Department of Genitourinary Oncology, Athens Medical Center, Maroussi, Greece ;
Department of Hematology/Medical Oncology, Taussig Cancer Institute, Cleveland Clinic, OH, USA.
Ann Transl Med. 2016 Jul;4(14):270. doi: 10.21037/atm.2016.06.29.
Immunotherapy has traditionally been a critical component of the cancer treatment armamentarium in genitourinary (GU) cancers. It has an established role in the management of carefully selected patients with metastatic renal cell carcinoma (RCC) [e.g., high dose interleukin-2 (IL-2)] and non-muscle invasive bladder cancer (NMIBC) [e.g., intravesical Bacillus Calmette-Guérin (BCG)]. In 2010, the sipuleucel-T vaccine was approved by the FDA for the management of metastatic castration-resistant prostate cancer (mCRPC), based on a phase III trial showing overall survival (OS) benefit compared to placebo. The immune checkpoint inhibitor nivolumab (anti-PD-1) recently received FDA approval for the management of patients with advanced RCC patients previously treated with anti-angiogenic therapy, based on OS benefit compared to everolimus. Recently, large clinical trials demonstrated meaningful clinical benefit, including durable responses, as well as a good tolerability/safety profile with the use of immune checkpoint inhibitors in advanced RCC and chemotherapy-resistant advanced urothelial carcinoma (UC), while FDA just approved atezolizumab for platinum-treated advanced UC. Numerous interesting trials in different cancers are ongoing. Several combinations of immune checkpoint blockade with chemotherapeutics, vaccines, targeted tyrosine kinase inhibitors & monoclonal antibodies, epigenetic modifiers, anti-angiogenic agents, tumor microenvironment & myeloid cell targeting therapies, metabolic modification strategies, radiation, and others, are being tested in clinical trials. Comprehensive understanding of the factors underlying antitumor immune responses in physiologically relevant animal models and humans will refine further the clinical benefit of immunotherapy. Discovery and validation of appropriate molecular biomarkers via coordinated translational research efforts, rational clinical trial designs with suitable endpoints and well-defined eligibility criteria, prospective registries/databases, careful evaluation of cost-effectiveness and safety/tolerability, adequate funding and open continuous discussions among all stakeholders will support the revolutionary nature of immunotherapy in GU cancers.

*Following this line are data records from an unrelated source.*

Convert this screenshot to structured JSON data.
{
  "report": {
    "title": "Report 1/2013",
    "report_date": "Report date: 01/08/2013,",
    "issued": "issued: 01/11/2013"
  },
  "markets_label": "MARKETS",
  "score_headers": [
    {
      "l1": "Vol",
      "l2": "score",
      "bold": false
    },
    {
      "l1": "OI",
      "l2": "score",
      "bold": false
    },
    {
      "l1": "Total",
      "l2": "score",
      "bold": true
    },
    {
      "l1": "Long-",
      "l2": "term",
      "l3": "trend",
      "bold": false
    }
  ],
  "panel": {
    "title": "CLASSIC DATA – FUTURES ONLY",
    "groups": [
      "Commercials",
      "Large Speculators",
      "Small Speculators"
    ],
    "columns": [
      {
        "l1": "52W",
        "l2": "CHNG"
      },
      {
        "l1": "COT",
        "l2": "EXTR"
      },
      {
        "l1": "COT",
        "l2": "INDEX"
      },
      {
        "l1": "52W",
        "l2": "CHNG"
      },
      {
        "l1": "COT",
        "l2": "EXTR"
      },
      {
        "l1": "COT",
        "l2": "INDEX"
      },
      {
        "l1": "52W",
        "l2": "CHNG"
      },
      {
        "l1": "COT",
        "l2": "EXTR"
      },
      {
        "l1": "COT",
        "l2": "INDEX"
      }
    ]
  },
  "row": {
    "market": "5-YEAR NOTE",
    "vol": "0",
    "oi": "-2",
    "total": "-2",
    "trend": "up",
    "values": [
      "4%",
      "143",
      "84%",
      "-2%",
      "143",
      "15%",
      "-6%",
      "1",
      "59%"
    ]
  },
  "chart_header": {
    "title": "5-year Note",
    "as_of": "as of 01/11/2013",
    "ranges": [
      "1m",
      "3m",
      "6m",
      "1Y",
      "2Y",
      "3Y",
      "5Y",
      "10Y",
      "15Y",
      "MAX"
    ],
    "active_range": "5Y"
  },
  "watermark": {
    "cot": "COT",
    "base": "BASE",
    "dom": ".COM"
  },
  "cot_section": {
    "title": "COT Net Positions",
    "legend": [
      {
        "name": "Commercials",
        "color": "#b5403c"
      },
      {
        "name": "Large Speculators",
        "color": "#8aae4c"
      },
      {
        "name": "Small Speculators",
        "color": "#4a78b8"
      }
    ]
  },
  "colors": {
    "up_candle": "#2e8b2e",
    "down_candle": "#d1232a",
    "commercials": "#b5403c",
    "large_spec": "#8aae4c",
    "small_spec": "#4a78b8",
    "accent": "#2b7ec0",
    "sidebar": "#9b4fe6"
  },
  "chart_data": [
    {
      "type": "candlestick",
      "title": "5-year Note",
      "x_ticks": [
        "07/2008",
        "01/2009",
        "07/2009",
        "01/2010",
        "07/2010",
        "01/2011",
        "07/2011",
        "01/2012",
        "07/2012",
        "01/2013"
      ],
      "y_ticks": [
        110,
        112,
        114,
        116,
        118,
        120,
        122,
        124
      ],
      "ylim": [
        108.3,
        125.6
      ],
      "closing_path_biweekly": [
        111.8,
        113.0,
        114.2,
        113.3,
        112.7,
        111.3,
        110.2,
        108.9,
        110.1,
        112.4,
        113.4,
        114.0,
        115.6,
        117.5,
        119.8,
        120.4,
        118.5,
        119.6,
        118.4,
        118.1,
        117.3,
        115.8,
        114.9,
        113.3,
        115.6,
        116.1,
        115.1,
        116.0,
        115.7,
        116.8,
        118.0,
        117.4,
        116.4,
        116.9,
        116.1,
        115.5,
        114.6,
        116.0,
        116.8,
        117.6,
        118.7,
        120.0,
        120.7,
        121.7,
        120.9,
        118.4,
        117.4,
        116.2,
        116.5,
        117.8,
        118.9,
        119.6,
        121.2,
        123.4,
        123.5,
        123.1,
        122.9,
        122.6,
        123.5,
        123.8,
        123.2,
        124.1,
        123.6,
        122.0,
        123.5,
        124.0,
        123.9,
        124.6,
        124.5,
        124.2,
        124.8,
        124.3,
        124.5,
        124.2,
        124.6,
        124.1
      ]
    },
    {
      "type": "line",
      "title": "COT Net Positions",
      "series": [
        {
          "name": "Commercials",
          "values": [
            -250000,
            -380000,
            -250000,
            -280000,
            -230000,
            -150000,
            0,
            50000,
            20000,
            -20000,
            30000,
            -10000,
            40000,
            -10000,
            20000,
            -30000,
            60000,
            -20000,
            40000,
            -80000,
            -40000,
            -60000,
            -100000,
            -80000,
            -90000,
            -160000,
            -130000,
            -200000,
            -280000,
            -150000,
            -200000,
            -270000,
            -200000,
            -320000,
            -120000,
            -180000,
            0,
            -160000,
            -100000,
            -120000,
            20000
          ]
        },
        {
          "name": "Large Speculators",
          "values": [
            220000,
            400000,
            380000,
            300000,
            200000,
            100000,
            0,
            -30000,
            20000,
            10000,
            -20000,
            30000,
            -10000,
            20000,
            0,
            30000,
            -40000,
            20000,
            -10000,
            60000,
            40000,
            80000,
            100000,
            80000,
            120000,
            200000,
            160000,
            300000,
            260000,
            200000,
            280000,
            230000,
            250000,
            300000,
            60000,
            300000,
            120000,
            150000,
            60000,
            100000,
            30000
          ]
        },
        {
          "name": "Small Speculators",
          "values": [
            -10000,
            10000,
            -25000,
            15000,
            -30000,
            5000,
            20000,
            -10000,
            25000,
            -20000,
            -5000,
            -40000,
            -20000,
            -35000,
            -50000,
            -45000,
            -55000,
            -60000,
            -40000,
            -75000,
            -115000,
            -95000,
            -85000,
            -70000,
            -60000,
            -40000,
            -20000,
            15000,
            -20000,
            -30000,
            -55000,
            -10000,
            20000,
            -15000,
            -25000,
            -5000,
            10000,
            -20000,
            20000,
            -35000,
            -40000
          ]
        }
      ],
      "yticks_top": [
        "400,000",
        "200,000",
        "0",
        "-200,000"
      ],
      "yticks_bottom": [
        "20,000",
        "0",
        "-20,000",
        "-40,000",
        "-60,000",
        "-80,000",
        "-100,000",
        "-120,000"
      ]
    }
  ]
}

免疫疗法一直是泌尿生殖系统 (GU) 癌症治疗手段的重要组成部分。它在转移性肾细胞癌 (RCC) [例如,高剂量白细胞介素-2 (IL-2)] 和非肌肉浸润性膀胱癌 (NMIBC) [例如,膀胱内卡介苗 (BCG)] 的精心选择患者的管理中具有既定的作用。2010 年,基于一项 III 期试验显示与安慰剂相比总体生存 (OS) 获益,sipuleucel-T 疫苗获得 FDA 批准用于转移性去势抵抗性前列腺癌 (mCRPC) 的治疗。免疫检查点抑制剂 nivolumab(抗 PD-1)最近基于 OS 获益与依维莫司相比,获得 FDA 批准用于先前接受过抗血管生成治疗的晚期 RCC 患者的治疗。最近,大型临床试验显示免疫检查点抑制剂在晚期 RCC 和化疗耐药性高级尿路上皮癌 (UC) 中的使用具有显著的临床获益,包括持久的反应以及良好的耐受性/安全性,同时 FDA 刚刚批准 atezolizumab 用于铂类治疗的晚期 UC。不同癌症的许多有趣试验正在进行中。正在临床试验中测试免疫检查点阻断与化疗、疫苗、靶向酪氨酸激酶抑制剂和单克隆抗体、表观遗传修饰剂、抗血管生成剂、肿瘤微环境和髓样细胞靶向治疗、代谢修饰策略、放射治疗和其他联合治疗,在生理相关的动物模型和人类中对肿瘤免疫反应的潜在因素的全面理解将进一步完善免疫疗法的临床获益。通过协调的转化研究努力发现和验证适当的分子生物标志物,进行合理的临床试验设计,选择合适的终点和明确的入选标准,建立前瞻性注册/数据库,仔细评估成本效益和安全性/耐受性,充分的资金和所有利益相关者之间的持续开放讨论,将支持免疫疗法在 GU 癌症中的革命性性质。